Rehusó hablar en tanto no ordenáramos el desayuno; luego nos contó cómo había solicitado hablar con la patrona explicando que él era policía.

—Parecía un tanto amedrentada. A la gente no suelen agradarle las visitas de la policía, ya sabéis eso.

James siguió con su historia: había sacado la cartera para pasarle ante los ojos un carnet de miembro de una sociedad recreativa y, sin solución de continuidad, le expuso que yo había acudido a la comisaría de policía en busca de consejo. James repitió su actuación en nuestro honor. Adoptando un aire grave y confidencial, como corresponde a un defensor de la clase media, nuestro amigo dijo:

—Por supuesto, señora, ese individuo no puede deducir contra usted ninguna acusación de índole penal, de manera que nuestras manos están atadas. Además, tengo sumo gusto en decirle que yo, personalmente, simpatizo con la actitud de usted. También yo poseo una casa de huéspedes. Mucho más modesta que la suya, claro está. Sin embargo, y volviendo a lo que importa, siento comunicarle que tuvimos que informarle que lo que usted ha hecho cae dentro del campo de lo ilícito civil y que, en consecuencia, estaba en su perfectísimo derecho si quería entablar acción contra usted en el campo civil. Ya sabe lo que son los pleitos, señora. Hay una alternativa, claro: la de permitirle a ese sujeto que utilice la habitación hasta que haya transcurrido el tiempo correspondiente a la renta adelantada.

Naturalmente, la mujer había rechazado semejante idea con cajas destempladas. En este punto había intervenido su marido (ésta fue la primera noticia que tuve de su existencia), y trató de entregar a James las dos libras y los quince chelines. James había rehusado tomar ese dinero porque, según explicó a la pareja, yo debía ir allí para retirarlo personalmente.

Según siguió explicando mi amigo, habría sido preferible que éste no se hubiese andado con tantos escrúpulos y hubiera aceptado el dinero al primer ofrecimiento. Ocurrió que cuando por fin accedió a entregarme el dinero, la patrona, con una rápida maniobra, recuperó los quince chelines pretextando que cualquier hotel cobraría eso por lo menos y que, por si fuera poco, eran tres los que habían pasado la noche en la habitación. En fin, que James consideró llegado el momento de retirarse y la patrona le acompañó hasta la puerta. Luego, cuando al llegar al rellano de la escalera el falso policía miró atrás, notó una expresión peculiar en el rostro de la mujer.

—Sólo cuando llegué a la calle comprendí el por qué de la actitud de ella —concluyó James—. Todavía llevaba algún que otro plumón en este abrigo. Es posible que ese detalle le haya estimulado la memoria haciéndole recordar que ya lo había visto sobre la cama unas horas antes.

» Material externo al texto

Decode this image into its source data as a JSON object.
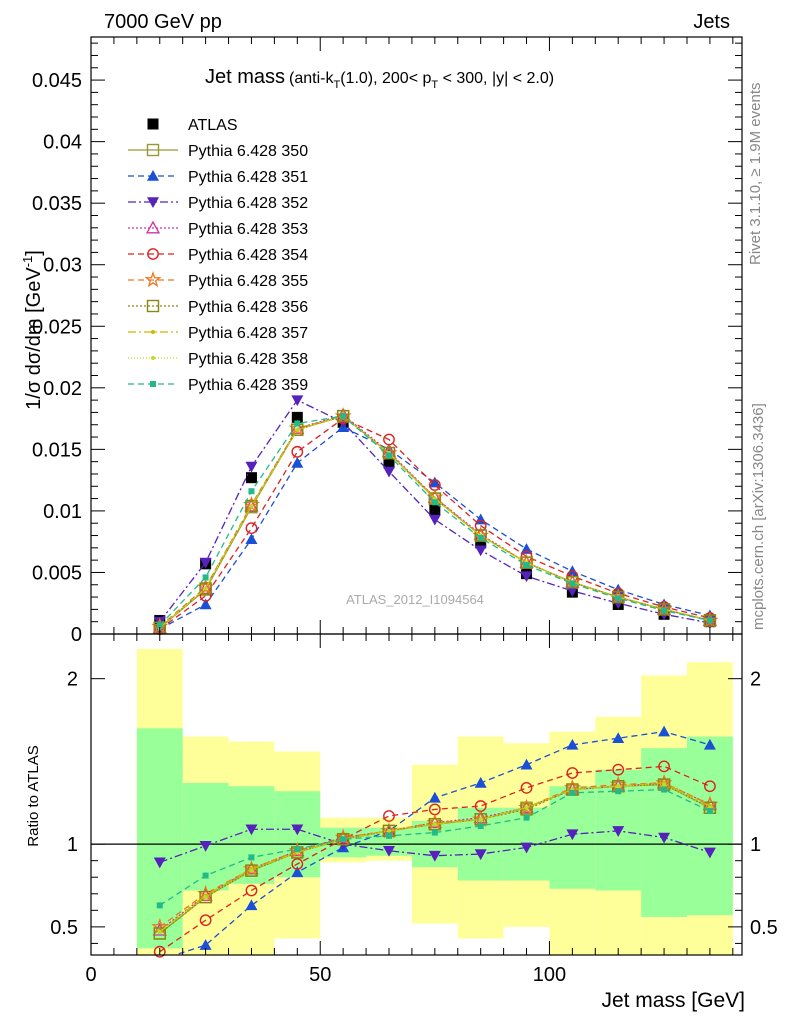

—Dios mío —exclamó Myra—, en ese caso no hay que descartar la posibilidad de que haya telefoneado a la comisaría para averiguar si realmente ellos enviaron a su casa un agente de paisano. Incluso puede que la policía esté buscándote en estos momentos... ¡Y por suplantar a un policía!

—No andas descaminada, chiquilla —reconoció James—. Es preciso proceder a una retirada ordenada.

Comimos a toda prisa y cogimos un autobús a la misma puerta del café. Durante todo el trayecto, James exhibió una sonrisa burlona casi imperceptible que yo interpreté como la expresión de una satisfacción intensa, erótica casi.